Here are some links to things that have helped me get through this off season:
1979 All Star Game
Now that YouTube allows hours-long videos and MLB has welcomed rather than shunned it, there is an amazing number of whole vintage broadcasts online. I found out about this one via the twitter feed of Dan Epstein, author of two good books on 70s baseball. Unlike many full games from the time, this is not taped from a rebroadcast, and so is full of all of the original commercials, which are just as interesting as the game.
"The Berenguer Boogie" Music Video
In the wake of the Bears' "Super Bowl Shuffle" in 1985, all kinds of jocks decided it was a good idea to cut godawful songs and music videos. My friend Justin, who happens to be a Twins fan, alerted me to one of the lesser known, "The Berenguer Boogie," featuring middle reliever Juan Berengeuer, aka Sen~or Smoke. He lets others do the rapping on this truly awful song, which prominently features a whistle, which while prominent in football and basketball, has no use in baseball. This is something that belongs in the "so bad it must be seen to be believed." (The music video by the 1986 Dodgers falls into this category, too.)
Game 3 of the 1986 NLCS
This comes from the classic nail-biter between the Mets and Astros. I love the broadcast because it has "man on the street" interviews with subway riders, play by play by Keith Jackson, and a hilarious imitation of Jackson by Astro Billy Hatcher before the game.
Sully Baseball Daily Podcast
Sully puts out a podcast every day, even during the off season. Although I like a lot of other baseball podcasts, their hosts lack Sully's engaging manner of speaking and his ability to blend fandom with analysis.
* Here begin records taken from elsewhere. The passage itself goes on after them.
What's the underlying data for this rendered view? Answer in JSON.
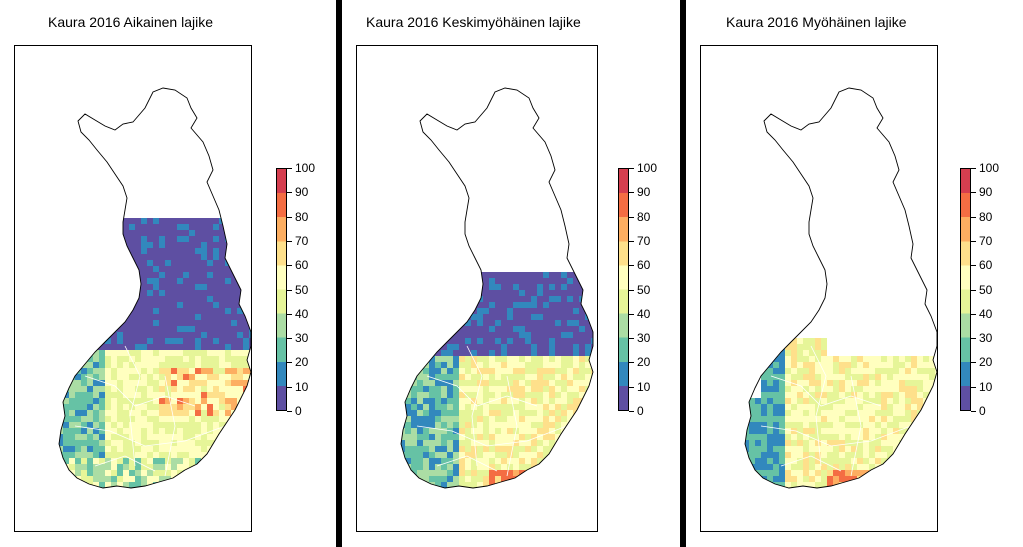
{
  "panels": [
    {
      "title": "Kaura 2016 Aikainen lajike",
      "variant": "early"
    },
    {
      "title": "Kaura 2016 Keskimyöhäinen lajike",
      "variant": "mid"
    },
    {
      "title": "Kaura 2016 Myöhäinen lajike",
      "variant": "late"
    }
  ],
  "legend": {
    "ticks": [
      "0",
      "10",
      "20",
      "30",
      "40",
      "50",
      "60",
      "70",
      "80",
      "90",
      "100"
    ],
    "colors": [
      "#5E4FA2",
      "#3288BD",
      "#66C2A5",
      "#ABDDA4",
      "#E6F598",
      "#FFFFBF",
      "#FEE08B",
      "#FDAE61",
      "#F46D43",
      "#D53E4F"
    ]
  },
  "colors": {
    "divider": "#000000",
    "outline": "#000000"
  }
}
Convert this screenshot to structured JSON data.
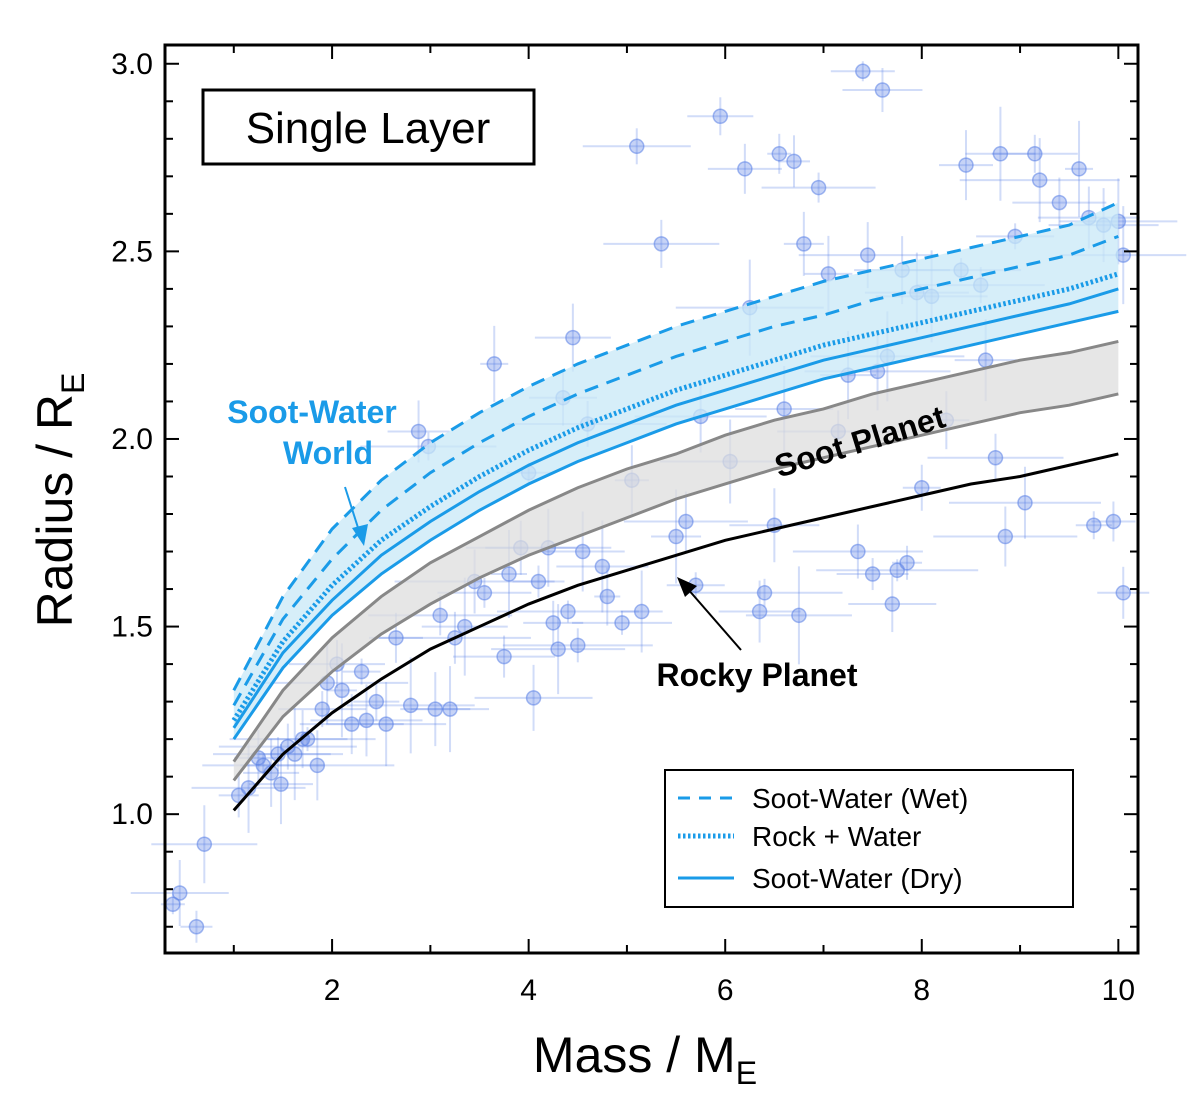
{
  "chart_data": {
    "type": "line",
    "panel_title": "Single Layer",
    "xlabel": {
      "main": "Mass / M",
      "sub": "E"
    },
    "ylabel": {
      "main": "Radius / R",
      "sub": "E"
    },
    "xlim": [
      0.3,
      10.2
    ],
    "ylim": [
      0.63,
      3.05
    ],
    "x_ticks": [
      2,
      4,
      6,
      8,
      10
    ],
    "x_tick_labels": [
      "2",
      "4",
      "6",
      "8",
      "10"
    ],
    "y_ticks": [
      1.0,
      1.5,
      2.0,
      2.5,
      3.0
    ],
    "y_tick_labels": [
      "1.0",
      "1.5",
      "2.0",
      "2.5",
      "3.0"
    ],
    "curve_mass": [
      1,
      1.5,
      2,
      2.5,
      3,
      3.5,
      4,
      4.5,
      5,
      5.5,
      6,
      6.5,
      7,
      7.5,
      8,
      8.5,
      9,
      9.5,
      10
    ],
    "series": [
      {
        "name": "Soot-Water (Wet)",
        "style": "dashed",
        "color": "#1a9be8",
        "values": [
          1.33,
          1.58,
          1.76,
          1.89,
          1.99,
          2.07,
          2.14,
          2.2,
          2.25,
          2.3,
          2.34,
          2.38,
          2.42,
          2.45,
          2.48,
          2.51,
          2.54,
          2.57,
          2.63
        ]
      },
      {
        "name": "Soot-Water (Wet) lower",
        "style": "dashed",
        "color": "#1a9be8",
        "values": [
          1.29,
          1.52,
          1.68,
          1.81,
          1.91,
          1.99,
          2.06,
          2.12,
          2.17,
          2.22,
          2.26,
          2.3,
          2.33,
          2.37,
          2.4,
          2.43,
          2.46,
          2.49,
          2.54
        ]
      },
      {
        "name": "Rock + Water",
        "style": "dotted",
        "color": "#1a9be8",
        "values": [
          1.25,
          1.46,
          1.61,
          1.73,
          1.82,
          1.9,
          1.97,
          2.03,
          2.08,
          2.13,
          2.17,
          2.21,
          2.25,
          2.28,
          2.31,
          2.34,
          2.37,
          2.4,
          2.44
        ]
      },
      {
        "name": "Soot-Water (Dry)",
        "style": "solid",
        "color": "#1a9be8",
        "values": [
          1.23,
          1.43,
          1.57,
          1.69,
          1.78,
          1.86,
          1.93,
          1.99,
          2.04,
          2.09,
          2.13,
          2.17,
          2.21,
          2.24,
          2.27,
          2.3,
          2.33,
          2.36,
          2.4
        ]
      },
      {
        "name": "Soot-Water (Dry) lower",
        "style": "solid",
        "color": "#1a9be8",
        "values": [
          1.2,
          1.39,
          1.53,
          1.64,
          1.73,
          1.81,
          1.88,
          1.94,
          1.99,
          2.04,
          2.08,
          2.12,
          2.16,
          2.19,
          2.22,
          2.25,
          2.28,
          2.31,
          2.34
        ]
      },
      {
        "name": "Soot Planet upper",
        "style": "solid",
        "color": "#888888",
        "values": [
          1.14,
          1.33,
          1.47,
          1.58,
          1.67,
          1.74,
          1.81,
          1.87,
          1.92,
          1.96,
          2.01,
          2.05,
          2.08,
          2.12,
          2.15,
          2.18,
          2.21,
          2.23,
          2.26
        ]
      },
      {
        "name": "Soot Planet lower",
        "style": "solid",
        "color": "#888888",
        "values": [
          1.09,
          1.26,
          1.38,
          1.48,
          1.56,
          1.63,
          1.69,
          1.74,
          1.79,
          1.84,
          1.88,
          1.92,
          1.95,
          1.98,
          2.01,
          2.04,
          2.07,
          2.09,
          2.12
        ]
      },
      {
        "name": "Rocky Planet",
        "style": "solid",
        "color": "#000000",
        "values": [
          1.01,
          1.16,
          1.27,
          1.36,
          1.44,
          1.5,
          1.56,
          1.61,
          1.65,
          1.69,
          1.73,
          1.76,
          1.79,
          1.82,
          1.85,
          1.88,
          1.9,
          1.93,
          1.96
        ]
      }
    ],
    "exoplanets": [
      {
        "m": 0.38,
        "r": 0.76
      },
      {
        "m": 0.45,
        "r": 0.79
      },
      {
        "m": 0.62,
        "r": 0.7
      },
      {
        "m": 0.7,
        "r": 0.92
      },
      {
        "m": 1.05,
        "r": 1.05
      },
      {
        "m": 1.15,
        "r": 1.07
      },
      {
        "m": 1.25,
        "r": 1.15
      },
      {
        "m": 1.3,
        "r": 1.13
      },
      {
        "m": 1.38,
        "r": 1.11
      },
      {
        "m": 1.45,
        "r": 1.16
      },
      {
        "m": 1.48,
        "r": 1.08
      },
      {
        "m": 1.55,
        "r": 1.18
      },
      {
        "m": 1.62,
        "r": 1.16
      },
      {
        "m": 1.7,
        "r": 1.2
      },
      {
        "m": 1.75,
        "r": 1.2
      },
      {
        "m": 1.85,
        "r": 1.13
      },
      {
        "m": 1.9,
        "r": 1.28
      },
      {
        "m": 1.95,
        "r": 1.35
      },
      {
        "m": 2.05,
        "r": 1.4
      },
      {
        "m": 2.1,
        "r": 1.33
      },
      {
        "m": 2.2,
        "r": 1.24
      },
      {
        "m": 2.3,
        "r": 1.38
      },
      {
        "m": 2.35,
        "r": 1.25
      },
      {
        "m": 2.45,
        "r": 1.3
      },
      {
        "m": 2.55,
        "r": 1.24
      },
      {
        "m": 2.65,
        "r": 1.47
      },
      {
        "m": 2.8,
        "r": 1.29
      },
      {
        "m": 2.88,
        "r": 2.02
      },
      {
        "m": 2.98,
        "r": 1.98
      },
      {
        "m": 3.05,
        "r": 1.28
      },
      {
        "m": 3.1,
        "r": 1.53
      },
      {
        "m": 3.2,
        "r": 1.28
      },
      {
        "m": 3.25,
        "r": 1.47
      },
      {
        "m": 3.35,
        "r": 1.5
      },
      {
        "m": 3.45,
        "r": 1.62
      },
      {
        "m": 3.55,
        "r": 1.59
      },
      {
        "m": 3.65,
        "r": 2.2
      },
      {
        "m": 3.75,
        "r": 1.42
      },
      {
        "m": 3.8,
        "r": 1.64
      },
      {
        "m": 3.92,
        "r": 1.71
      },
      {
        "m": 4.0,
        "r": 1.91
      },
      {
        "m": 4.05,
        "r": 1.31
      },
      {
        "m": 4.1,
        "r": 1.62
      },
      {
        "m": 4.2,
        "r": 1.71
      },
      {
        "m": 4.25,
        "r": 1.51
      },
      {
        "m": 4.3,
        "r": 1.44
      },
      {
        "m": 4.35,
        "r": 2.11
      },
      {
        "m": 4.4,
        "r": 1.54
      },
      {
        "m": 4.45,
        "r": 2.27
      },
      {
        "m": 4.5,
        "r": 1.45
      },
      {
        "m": 4.55,
        "r": 1.7
      },
      {
        "m": 4.6,
        "r": 2.04
      },
      {
        "m": 4.75,
        "r": 1.66
      },
      {
        "m": 4.8,
        "r": 1.58
      },
      {
        "m": 4.95,
        "r": 1.51
      },
      {
        "m": 5.05,
        "r": 1.89
      },
      {
        "m": 5.1,
        "r": 2.78
      },
      {
        "m": 5.15,
        "r": 1.54
      },
      {
        "m": 5.35,
        "r": 2.52
      },
      {
        "m": 5.5,
        "r": 1.74
      },
      {
        "m": 5.6,
        "r": 1.78
      },
      {
        "m": 5.7,
        "r": 1.61
      },
      {
        "m": 5.75,
        "r": 2.06
      },
      {
        "m": 5.95,
        "r": 2.86
      },
      {
        "m": 6.05,
        "r": 1.94
      },
      {
        "m": 6.2,
        "r": 2.72
      },
      {
        "m": 6.25,
        "r": 2.35
      },
      {
        "m": 6.35,
        "r": 1.54
      },
      {
        "m": 6.4,
        "r": 1.59
      },
      {
        "m": 6.5,
        "r": 1.77
      },
      {
        "m": 6.55,
        "r": 2.76
      },
      {
        "m": 6.6,
        "r": 2.08
      },
      {
        "m": 6.7,
        "r": 2.74
      },
      {
        "m": 6.75,
        "r": 1.53
      },
      {
        "m": 6.8,
        "r": 2.52
      },
      {
        "m": 6.95,
        "r": 2.67
      },
      {
        "m": 7.05,
        "r": 2.44
      },
      {
        "m": 7.15,
        "r": 2.02
      },
      {
        "m": 7.25,
        "r": 2.17
      },
      {
        "m": 7.35,
        "r": 1.7
      },
      {
        "m": 7.4,
        "r": 2.98
      },
      {
        "m": 7.45,
        "r": 2.49
      },
      {
        "m": 7.5,
        "r": 1.64
      },
      {
        "m": 7.55,
        "r": 2.18
      },
      {
        "m": 7.6,
        "r": 2.93
      },
      {
        "m": 7.65,
        "r": 2.22
      },
      {
        "m": 7.7,
        "r": 1.56
      },
      {
        "m": 7.75,
        "r": 1.65
      },
      {
        "m": 7.8,
        "r": 2.45
      },
      {
        "m": 7.85,
        "r": 1.67
      },
      {
        "m": 7.95,
        "r": 2.39
      },
      {
        "m": 8.0,
        "r": 1.87
      },
      {
        "m": 8.1,
        "r": 2.38
      },
      {
        "m": 8.25,
        "r": 2.05
      },
      {
        "m": 8.4,
        "r": 2.45
      },
      {
        "m": 8.45,
        "r": 2.73
      },
      {
        "m": 8.6,
        "r": 2.41
      },
      {
        "m": 8.65,
        "r": 2.21
      },
      {
        "m": 8.75,
        "r": 1.95
      },
      {
        "m": 8.8,
        "r": 2.76
      },
      {
        "m": 8.85,
        "r": 1.74
      },
      {
        "m": 8.95,
        "r": 2.54
      },
      {
        "m": 9.05,
        "r": 1.83
      },
      {
        "m": 9.15,
        "r": 2.76
      },
      {
        "m": 9.2,
        "r": 2.69
      },
      {
        "m": 9.4,
        "r": 2.63
      },
      {
        "m": 9.6,
        "r": 2.72
      },
      {
        "m": 9.7,
        "r": 2.59
      },
      {
        "m": 9.75,
        "r": 1.77
      },
      {
        "m": 9.85,
        "r": 2.57
      },
      {
        "m": 9.95,
        "r": 1.78
      },
      {
        "m": 10.0,
        "r": 2.58
      },
      {
        "m": 10.05,
        "r": 1.59
      },
      {
        "m": 10.05,
        "r": 2.49
      }
    ],
    "legend": [
      {
        "label": "Soot-Water (Wet)",
        "style": "dashed"
      },
      {
        "label": "Rock + Water",
        "style": "dotted"
      },
      {
        "label": "Soot-Water (Dry)",
        "style": "solid"
      }
    ],
    "legend_position": "bottom-right",
    "annotations": {
      "soot_water_world_1": "Soot-Water",
      "soot_water_world_2": "World",
      "soot_planet": "Soot Planet",
      "rocky_planet": "Rocky Planet"
    },
    "colors": {
      "water_blue": "#1a9be8",
      "water_fill": "#c8e8f7",
      "soot_fill": "#dedede",
      "soot_line": "#888888",
      "rocky": "#000000",
      "data_point": "#5b82e6"
    }
  }
}
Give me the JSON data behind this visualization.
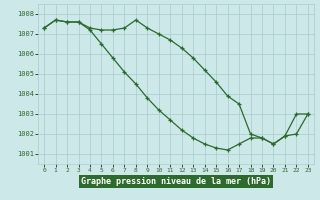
{
  "line1": [
    1007.3,
    1007.7,
    1007.6,
    1007.6,
    1007.2,
    1006.5,
    1005.8,
    1005.1,
    1004.5,
    1003.8,
    1003.2,
    1002.7,
    1002.2,
    1001.8,
    1001.5,
    1001.3,
    1001.2,
    1001.5,
    1001.8,
    1001.8,
    1001.5,
    1001.9,
    1003.0,
    1003.0
  ],
  "line2": [
    1007.3,
    1007.7,
    1007.6,
    1007.6,
    1007.3,
    1007.2,
    1007.2,
    1007.3,
    1007.7,
    1007.3,
    1007.0,
    1006.7,
    1006.3,
    1005.8,
    1005.2,
    1004.6,
    1003.9,
    1003.5,
    1002.0,
    1001.8,
    1001.5,
    1001.9,
    1002.0,
    1003.0
  ],
  "hours": [
    0,
    1,
    2,
    3,
    4,
    5,
    6,
    7,
    8,
    9,
    10,
    11,
    12,
    13,
    14,
    15,
    16,
    17,
    18,
    19,
    20,
    21,
    22,
    23
  ],
  "ylim_min": 1000.5,
  "ylim_max": 1008.5,
  "yticks": [
    1001,
    1002,
    1003,
    1004,
    1005,
    1006,
    1007,
    1008
  ],
  "line_color": "#2d6a2d",
  "bg_color": "#cde8e8",
  "grid_color": "#a8cccc",
  "xlabel": "Graphe pression niveau de la mer (hPa)",
  "xlabel_bg": "#2d6a2d",
  "xlabel_fg": "#ffffff"
}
The great Stadium Page has a really cool section full of plans and renderings of stadiums that were never built. Evidently there was once talk of putting a baseball stadium in the Meadowlands complex for the Yankees, and of putting a roof on Shea Stadium.
Cardboard Gods Blog
Josh Wilker's book of the same day is a must-have for any thoughtful Gen X baseball fan. It's much more about life than it is about baseball cards, which are really just used as inspiration for digressions. The blog operates the same way, and it ought to be a much bigger deal than it is.